Come occidentali ci troviamo, al momento, in un circolo vizioso perché la nostra istintiva preferenza verso gli alimenti dolci, salati e grassi fa sì che l’industria continui a produrli in grandi quantità; i nostri recettori, abituati a questi gusti, tendono a rifiutare gli altri. Occorre dunque una strategia per riequilibrare questo sbilanciamento, non solo attraverso la scienza, ma coinvolgendo la società.
La soluzione ancora una volta passa attraverso l’informazione e lo sviluppo della cultura.
Se intervenissimo con una educazione al gusto, comprenderemmo come funzionano i recettori gustativi e soprattutto qual è la loro funzione reale non solo a livello di papille gustative, ma anche all’interno del nostro organismo.
Di conseguenza saremmo più portati ad esplorare i sapori negletti, i nostri ricettori si adatterebbero e potremmo modificare le nostre abitudini alimentari nel senso di una maggiore differenziazione.
Questo comporterebbe dei benefici non solo in termini di biodiversità gustativa e alimentare, ma porterebbe un beneficio anche alle stesse industrie alimentari che, producendo nuovi prodotti, amplierebbero la loro offerta.
Infine la nostra relatrice ci propone una riflessione sul termine consumatore per farci riflettere sul fatto che il nostro atteggiamento nei confronti degli alimenti non dovrebbe essere solo legato al consumo, ma piuttosto legato alla scelta, esattamente come i nostri recettori e la stessa biologia ci suggeriscono.

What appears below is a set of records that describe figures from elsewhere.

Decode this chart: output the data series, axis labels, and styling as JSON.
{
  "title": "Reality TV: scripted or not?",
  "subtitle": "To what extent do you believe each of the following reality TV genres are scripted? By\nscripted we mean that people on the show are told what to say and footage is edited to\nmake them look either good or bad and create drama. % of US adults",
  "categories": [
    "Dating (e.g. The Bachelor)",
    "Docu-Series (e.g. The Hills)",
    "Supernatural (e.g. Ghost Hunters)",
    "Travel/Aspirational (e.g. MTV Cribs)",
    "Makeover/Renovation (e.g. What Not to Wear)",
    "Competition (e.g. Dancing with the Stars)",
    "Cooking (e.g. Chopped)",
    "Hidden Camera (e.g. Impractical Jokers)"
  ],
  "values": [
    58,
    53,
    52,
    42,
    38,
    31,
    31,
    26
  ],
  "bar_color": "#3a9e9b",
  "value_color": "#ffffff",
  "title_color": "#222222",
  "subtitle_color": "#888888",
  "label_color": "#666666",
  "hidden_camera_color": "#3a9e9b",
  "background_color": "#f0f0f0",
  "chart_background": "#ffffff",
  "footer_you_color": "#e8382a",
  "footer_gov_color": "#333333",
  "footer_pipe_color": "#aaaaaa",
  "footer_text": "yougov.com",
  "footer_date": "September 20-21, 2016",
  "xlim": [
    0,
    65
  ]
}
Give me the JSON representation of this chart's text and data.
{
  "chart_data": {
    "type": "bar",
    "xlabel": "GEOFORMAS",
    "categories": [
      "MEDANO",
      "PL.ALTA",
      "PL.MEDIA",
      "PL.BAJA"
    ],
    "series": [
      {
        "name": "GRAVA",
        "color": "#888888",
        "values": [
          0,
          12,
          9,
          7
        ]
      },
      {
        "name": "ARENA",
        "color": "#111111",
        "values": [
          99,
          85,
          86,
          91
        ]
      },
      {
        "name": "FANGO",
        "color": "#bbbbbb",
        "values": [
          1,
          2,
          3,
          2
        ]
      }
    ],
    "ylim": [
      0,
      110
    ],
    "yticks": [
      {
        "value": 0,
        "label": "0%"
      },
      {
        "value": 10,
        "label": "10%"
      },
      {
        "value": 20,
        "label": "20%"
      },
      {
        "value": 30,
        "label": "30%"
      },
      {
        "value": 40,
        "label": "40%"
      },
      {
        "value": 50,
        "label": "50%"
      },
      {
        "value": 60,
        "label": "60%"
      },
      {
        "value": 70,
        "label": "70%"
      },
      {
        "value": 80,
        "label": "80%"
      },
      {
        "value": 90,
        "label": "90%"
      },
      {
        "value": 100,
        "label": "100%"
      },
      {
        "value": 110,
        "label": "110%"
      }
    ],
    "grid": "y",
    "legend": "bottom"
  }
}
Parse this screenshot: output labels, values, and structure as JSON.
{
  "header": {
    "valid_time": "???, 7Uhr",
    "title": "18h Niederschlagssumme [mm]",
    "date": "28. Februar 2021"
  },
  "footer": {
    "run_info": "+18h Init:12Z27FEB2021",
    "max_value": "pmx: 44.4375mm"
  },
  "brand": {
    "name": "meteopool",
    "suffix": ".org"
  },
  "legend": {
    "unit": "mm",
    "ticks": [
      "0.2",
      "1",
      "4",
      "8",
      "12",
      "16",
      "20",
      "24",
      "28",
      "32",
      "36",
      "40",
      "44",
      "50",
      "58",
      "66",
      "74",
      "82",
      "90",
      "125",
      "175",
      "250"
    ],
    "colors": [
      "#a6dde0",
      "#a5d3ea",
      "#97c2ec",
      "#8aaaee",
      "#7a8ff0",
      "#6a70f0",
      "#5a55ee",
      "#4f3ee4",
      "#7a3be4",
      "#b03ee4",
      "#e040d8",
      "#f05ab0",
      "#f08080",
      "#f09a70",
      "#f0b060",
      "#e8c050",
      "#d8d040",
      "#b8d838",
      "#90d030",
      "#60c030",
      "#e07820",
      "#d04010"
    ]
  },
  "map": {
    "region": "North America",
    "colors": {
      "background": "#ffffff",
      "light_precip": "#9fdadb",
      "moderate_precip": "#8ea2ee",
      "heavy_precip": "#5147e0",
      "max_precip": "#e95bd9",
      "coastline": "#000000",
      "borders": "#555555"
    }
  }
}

In una società che sta andando verso modelli più sostenibili di economia, e nella quale questi modelli stanno interessando una popolazione sempre più vasta, può avere senso sostituire il termine consumatore con il neologismo creato dalla professoressa, eligiter.
Questo termine non esiste in inglese, ma ha una sua assonanza, e deriva dal latino eligere che significa scegliere.
L'avvertenza conclusiva è che il gusto non rappresenta una piccola nicchia di ricerca, ma è un aspetto che può avere ricadute positive sull’ambiente e su tutta la filiera agroalimentare e sulla salute, e può creare nuovi atteggiamenti culturali in termini di apertura verso il mondo, di collaborazione con i Paesi meno sviluppati, di recupero di tradizioni di filiere, di cibi ancora da scoprire.